En conclusion, bien que la langue française ait joué un rôle positif non négligeable dans l’histoire de la République du Bénin, on constate qu’il y a une volonté du peuple autochtone à se réapproprier sa propre culture linguistique qui depuis des années est confrontée à l’expansion de celle du colon. Cela s’explique par la domination de la langue française sur les langues nationales depuis la création de la première école catholique par les missionnaires chrétiens dans la ville de Porto-Novo. Même si aujourd’hui la langue anglaise est une menace pour la langue de Molière à cause de l’expansion du monde anglo-saxon, le français demeure la langue officielle et administrative en République du Bénin. Il est également important de comprendre que le français est désormais ancré dans la culture du Bénin et, quelle que soit la politique de la France, ce dernier ne doit aucunement subir une quelconque discrimination.

Sources utilisées :

1.Adohounde Y.S. La Russie et le Bénin : des amis de longue date. //Salut ! Ça va ? 2023, № 3(71). — pp. 24-27
2.Amadou Sanni, M. (2017). Langues parlées au sein du ménage et assimilation linguistique au Bénin. Cahiers québécois de démographie, 46(2), 219–239.

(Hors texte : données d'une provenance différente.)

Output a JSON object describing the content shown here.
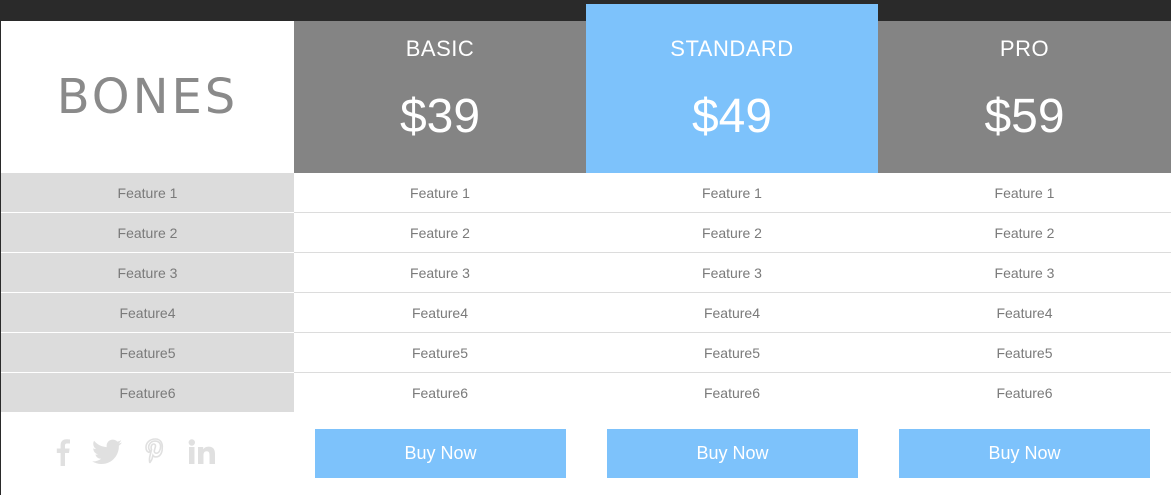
{
  "logo": {
    "text": "BONES"
  },
  "plans": [
    {
      "name": "BASIC",
      "price": "$39",
      "button": "Buy Now"
    },
    {
      "name": "STANDARD",
      "price": "$49",
      "button": "Buy Now"
    },
    {
      "name": "PRO",
      "price": "$59",
      "button": "Buy Now"
    }
  ],
  "features": [
    "Feature 1",
    "Feature 2",
    "Feature 3",
    "Feature4",
    "Feature5",
    "Feature6"
  ],
  "social": [
    "facebook-icon",
    "twitter-icon",
    "pinterest-icon",
    "linkedin-icon"
  ],
  "colors": {
    "accent": "#7dc2fb",
    "header_gray": "#848484",
    "label_gray": "#dcdcdc",
    "topbar": "#2a2a2a"
  }
}
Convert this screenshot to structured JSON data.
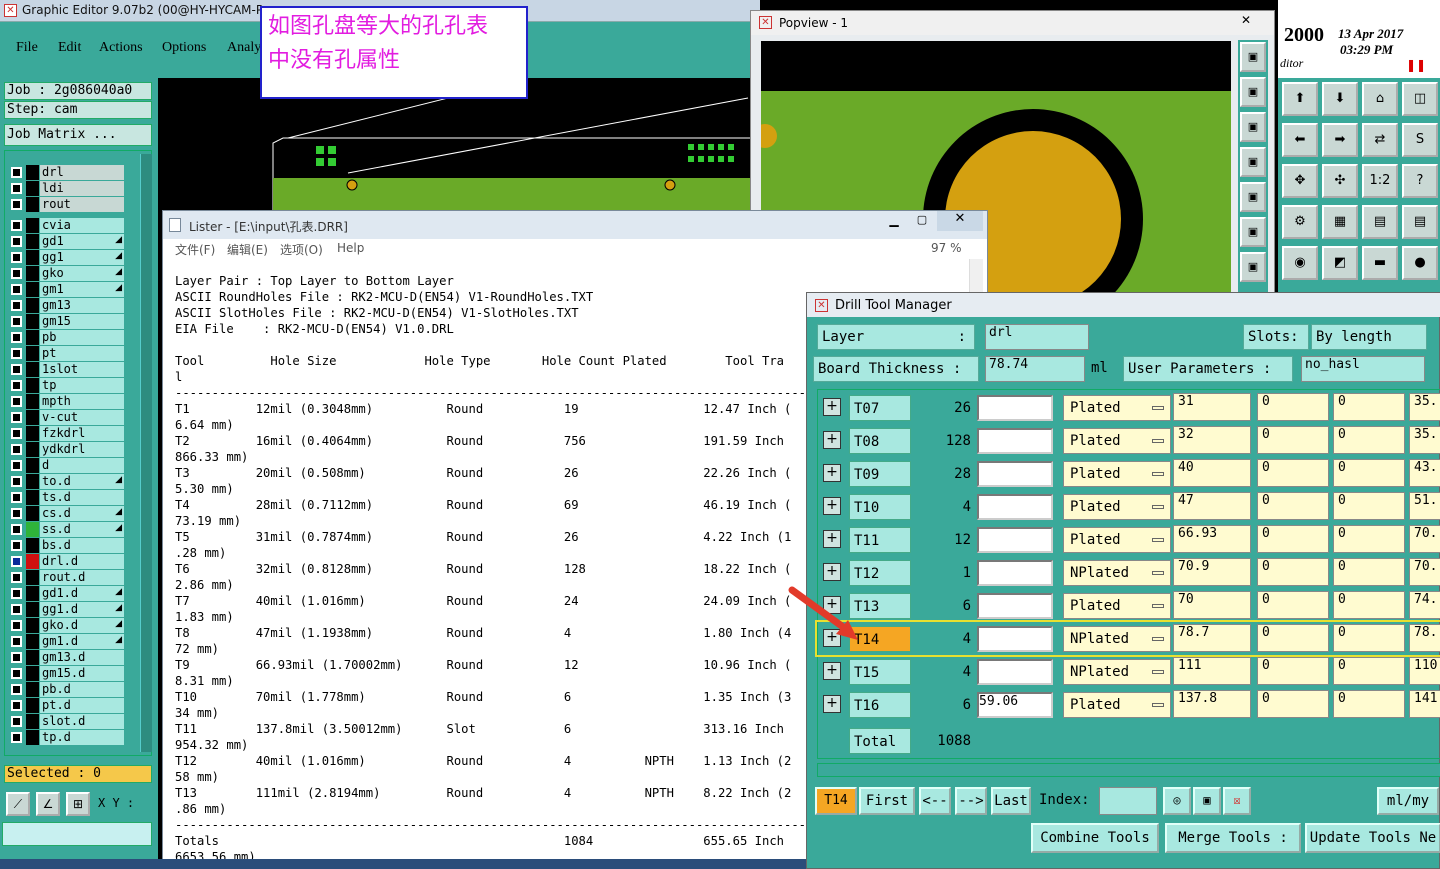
{
  "main_window": {
    "title": "Graphic Editor 9.07b2 (00@HY-HYCAM-P",
    "menu": [
      "File",
      "Edit",
      "Actions",
      "Options",
      "Analy"
    ],
    "job": "Job : 2g086040a0",
    "step": "Step: cam",
    "job_matrix": "Job Matrix ...",
    "selected": "Selected : 0",
    "xy_label": "X Y :"
  },
  "layers": [
    "drl",
    "ldi",
    "rout",
    "cvia",
    "gd1",
    "gg1",
    "gko",
    "gm1",
    "gm13",
    "gm15",
    "pb",
    "pt",
    "1slot",
    "tp",
    "mpth",
    "v-cut",
    "fzkdrl",
    "ydkdrl",
    "d",
    "to.d",
    "ts.d",
    "cs.d",
    "ss.d",
    "bs.d",
    "drl.d",
    "rout.d",
    "gd1.d",
    "gg1.d",
    "gko.d",
    "gm1.d",
    "gm13.d",
    "gm15.d",
    "pb.d",
    "pt.d",
    "slot.d",
    "tp.d"
  ],
  "annotation": {
    "line1": "如图孔盘等大的孔孔表",
    "line2": "中没有孔属性"
  },
  "popview": {
    "title": "Popview - 1"
  },
  "clock": {
    "year": "2000",
    "date": "13 Apr 2017",
    "time": "03:29 PM",
    "app": "ditor"
  },
  "icon_labels": {
    "one_two": "1:2",
    "help": "?"
  },
  "lister": {
    "title": "Lister - [E:\\input\\孔表.DRR]",
    "menu": [
      "文件(F)",
      "编辑(E)",
      "选项(O)",
      "Help"
    ],
    "zoom": "97 %",
    "body": "Layer Pair : Top Layer to Bottom Layer\nASCII RoundHoles File : RK2-MCU-D(EN54) V1-RoundHoles.TXT\nASCII SlotHoles File : RK2-MCU-D(EN54) V1-SlotHoles.TXT\nEIA File    : RK2-MCU-D(EN54) V1.0.DRL\n\nTool         Hole Size            Hole Type       Hole Count Plated        Tool Tra\nl\n--------------------------------------------------------------------------------------\nT1         12mil (0.3048mm)          Round           19                 12.47 Inch (\n6.64 mm)\nT2         16mil (0.4064mm)          Round           756                191.59 Inch\n866.33 mm)\nT3         20mil (0.508mm)           Round           26                 22.26 Inch (\n5.30 mm)\nT4         28mil (0.7112mm)          Round           69                 46.19 Inch (\n73.19 mm)\nT5         31mil (0.7874mm)          Round           26                 4.22 Inch (1\n.28 mm)\nT6         32mil (0.8128mm)          Round           128                18.22 Inch (\n2.86 mm)\nT7         40mil (1.016mm)           Round           24                 24.09 Inch (\n1.83 mm)\nT8         47mil (1.1938mm)          Round           4                  1.80 Inch (4\n72 mm)\nT9         66.93mil (1.70002mm)      Round           12                 10.96 Inch (\n8.31 mm)\nT10        70mil (1.778mm)           Round           6                  1.35 Inch (3\n34 mm)\nT11        137.8mil (3.50012mm)      Slot            6                  313.16 Inch\n954.32 mm)\nT12        40mil (1.016mm)           Round           4          NPTH    1.13 Inch (2\n58 mm)\nT13        111mil (2.8194mm)         Round           4          NPTH    8.22 Inch (2\n.86 mm)\n--------------------------------------------------------------------------------------\nTotals                                               1084               655.65 Inch\n6653.56 mm)"
  },
  "dtm": {
    "title": "Drill Tool Manager",
    "layer_label": "Layer",
    "layer_colon": ":",
    "layer_value": "drl",
    "slots_label": "Slots:",
    "slots_value": "By length",
    "thickness_label": "Board Thickness :",
    "thickness_value": "78.74",
    "thickness_unit": "ml",
    "user_params_label": "User Parameters  :",
    "user_params_value": "no_hasl",
    "rows": [
      {
        "tool": "T07",
        "count": "26",
        "w": "",
        "type": "Plated",
        "c1": "31",
        "c2": "0",
        "c3": "0",
        "c4": "35."
      },
      {
        "tool": "T08",
        "count": "128",
        "w": "",
        "type": "Plated",
        "c1": "32",
        "c2": "0",
        "c3": "0",
        "c4": "35."
      },
      {
        "tool": "T09",
        "count": "28",
        "w": "",
        "type": "Plated",
        "c1": "40",
        "c2": "0",
        "c3": "0",
        "c4": "43."
      },
      {
        "tool": "T10",
        "count": "4",
        "w": "",
        "type": "Plated",
        "c1": "47",
        "c2": "0",
        "c3": "0",
        "c4": "51."
      },
      {
        "tool": "T11",
        "count": "12",
        "w": "",
        "type": "Plated",
        "c1": "66.93",
        "c2": "0",
        "c3": "0",
        "c4": "70."
      },
      {
        "tool": "T12",
        "count": "1",
        "w": "",
        "type": "NPlated",
        "c1": "70.9",
        "c2": "0",
        "c3": "0",
        "c4": "70."
      },
      {
        "tool": "T13",
        "count": "6",
        "w": "",
        "type": "Plated",
        "c1": "70",
        "c2": "0",
        "c3": "0",
        "c4": "74."
      },
      {
        "tool": "T14",
        "count": "4",
        "w": "",
        "type": "NPlated",
        "c1": "78.7",
        "c2": "0",
        "c3": "0",
        "c4": "78."
      },
      {
        "tool": "T15",
        "count": "4",
        "w": "",
        "type": "NPlated",
        "c1": "111",
        "c2": "0",
        "c3": "0",
        "c4": "110"
      },
      {
        "tool": "T16",
        "count": "6",
        "w": "59.06",
        "type": "Plated",
        "c1": "137.8",
        "c2": "0",
        "c3": "0",
        "c4": "141"
      }
    ],
    "total_label": "Total",
    "total_value": "1088",
    "current_tool": "T14",
    "nav": {
      "first": "First",
      "prev": "<--",
      "next": "-->",
      "last": "Last",
      "index": "Index:",
      "unit": "ml/my"
    },
    "combine": "Combine Tools",
    "merge": "Merge Tools :",
    "update": "Update Tools Ne"
  },
  "colors": {
    "teal": "#3aa99a",
    "field": "#fffbd0",
    "highlight": "#f5a623",
    "pcb_green": "#6aaa28",
    "pad": "#d4a010"
  }
}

3.https://archive.org/details/mamadou-et-bineta-lisent-et-ecrivent-couramment/page/n1/mode/2up
4.Site officiel de L’Alliance Solidaire des Français de l’Étranger (ASFE)//https://alliancesolidaire.org
5.Site officiel du gouvernement de la République du Bénin//www.gouv.bj
6.Site officiel de l’archive nationale « HAL science ouverte »//https://nantes-universite.hal.science/hal-03558965/document
7.Site officiel de l’association des cours constitutionnelles francophone//https://cdn.accf-francophonie.org/2022/07/Benin_Constitution_v2019.pdf
[1] Sotindjo Sébastien Dossa. Pérennité des structures de dépendance et reproduction du sous-développement : le cas du Bénin (ex-Dahomey) de la colonisation à aujourd’hui. //Adame Ba Konaré éd., Petit précis de remise à niveau sur l’histoire africaine à l’usage du président Sarkozy. Paris, La Découverte, « Cahiers libres », 2008, pp. 227-239.